Every Saturday around 4pm silence would descend on our noisy living room in East Manchester as Dad took up his Littlewoods Pools coupon and checked it against the football results read out on Grandstand. Every family we knew did the Pools. It was the only acceptable form of gambling that went on in our family. (We never won.)
In this new book Joan Boyce reveals the story behind the Pools, the story of an organisation that was not just a national institution but also changed the lives of women in Liverpool as well as making an important and longstanding impact on the city.
Joan began working at Littlewoods in 1950 when she was 15. She followed in the footsteps of her sisters and many other local women as Littlewoods offered better pay and conditions for women. “Their steady, regular work was essential to the family income in a city cursed with casual work and unemployment.”
The work suited the lives of working class women, offering good conditions and pay and, most importantly, a summer break after the end of the football season so that parents (or rather mothers) could look after the kids during the six week summer holiday.
Young women, like Joan, were able to progress in the firm: she was trained up as a correspondence clerk. The firm promoted from within and also sponsored employees on further and higher education courses.
The owners also provided a variety of welfare support with on-site nurses and access to a doctor which before the NHS was founded in 1948 was an important reason for joining the company. There was also a company convalescent home and a pension scheme.
Over the 50 years of Littlewoods thousands of people worked for the firm. Joan has interviewed thirty three women and their comments are scattered throughout this short book; only one woman said that she did not enjoy working there due to the pressure of the work.
It was a rags to riches story as John Moores came from a poor family of eight children. He left school at 14 and continued his education at night school so he could progress in the cable communications industry. It was his idea to set up a football pools company which he did in 1926. At the age of 35 John was a millionaire.
It is a very positive book about Littlewoods as an organisation. There are some wonderful photographs of the women workers at work, doing war work, and going on company days out. What sticks out for me, though, is the lack of black women/men in these images. Littlewoods were a major employer in Liverpool – did they refuse prospective employees if they were black? Joan does not refer to this in the book and I think the question needs answering.

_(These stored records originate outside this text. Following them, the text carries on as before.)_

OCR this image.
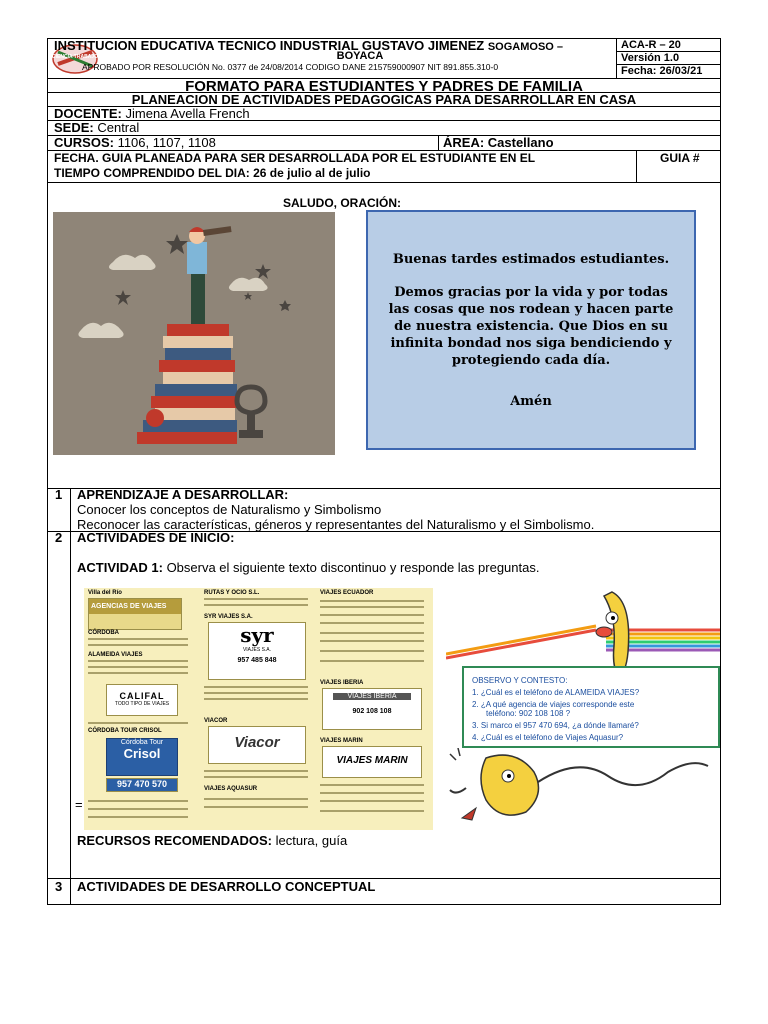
CIENCIA TRABAJO
INSTITUCION EDUCATIVA TECNICO INDUSTRIAL GUSTAVO JIMENEZ SOGAMOSO –
BOYACA
APROBADO POR RESOLUCIÓN No. 0377 de 24/08/2014 CODIGO DANE 215759000907 NIT 891.855.310-0
ACA-R – 20
Versión 1.0
Fecha: 26/03/21
FORMATO PARA ESTUDIANTES Y PADRES DE FAMILIA
PLANEACION DE ACTIVIDADES PEDAGOGICAS PARA DESARROLLAR EN CASA
DOCENTE: Jimena Avella French
SEDE: Central
CURSOS: 1106, 1107, 1108	ÁREA: Castellano
FECHA. GUIA PLANEADA PARA SER DESARROLLADA POR EL ESTUDIANTE EN EL
TIEMPO COMPRENDIDO DEL DIA: 26 de julio al de julio
GUIA #
SALUDO, ORACIÓN:

Buenas tardes estimados estudiantes.

Demos gracias por la vida y por todas las cosas que nos rodean y hacen parte de nuestra existencia. Que Dios en su infinita bondad nos siga bendiciendo y protegiendo cada día.

Amén

1 APRENDIZAJE A DESARROLLAR:
Conocer los conceptos de Naturalismo y Simbolismo
Reconocer las características, géneros y representantes del Naturalismo y el Simbolismo.
2 ACTIVIDADES DE INICIO:
ACTIVIDAD 1: Observa el siguiente texto discontinuo y responde las preguntas.
=
Villa del Río
AGENCIAS DE VIAJES
CÓRDOBA
ALAMEIDA VIAJES
CALIFAL
TODO TIPO DE VIAJES
CÓRDOBA TOUR CRISOL
Córdoba Tour
Crisol
957 470 570
RUTAS Y OCIO S.L.
SYR VIAJES S.A.
syr
VIAJES S.A.
957 485 848
VIACOR
Viacor
VIAJES AQUASUR
VIAJES ECUADOR
VIAJES IBERIA
VIAJES IBERIA
902 108 108
VIAJES MARIN
VIAJES MARIN
OBSERVO Y CONTESTO:
1. ¿Cuál es el teléfono de ALAMEIDA VIAJES?
2. ¿A qué agencia de viajes corresponde este
teléfono: 902 108 108 ?
3. Si marco el 957 470 694, ¿a dónde llamaré?
4. ¿Cuál es el teléfono de Viajes Aquasur?
RECURSOS RECOMENDADOS: lectura, guía
3 ACTIVIDADES DE DESARROLLO CONCEPTUAL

Today we have low expectations of big corporations who make massive profits and treat their employees unfairly. The Moores family, who created and ran Littlewoods Pools, became millionaires but also contributed to their employees in terms of pay and conditions but also to the city in many ways. Their interests included contributing to charities for handicapped children and even in funding and building boys and youth clubs in the city in the 1960s. The question I would ask: why weren’t the Council providing these services? Why should the community have to rely on the patronage of a private company?
Joan has written a fascinating account of the history of the Littlewoods Pools Company and given a voice to some of the women who worked there and an insight into their lives at work. I understand her respect for the Moores family and their committment to Liverpool. But I would have liked her to be a bit more questioning about recruitment policies and also the role that the unions played in the organisation.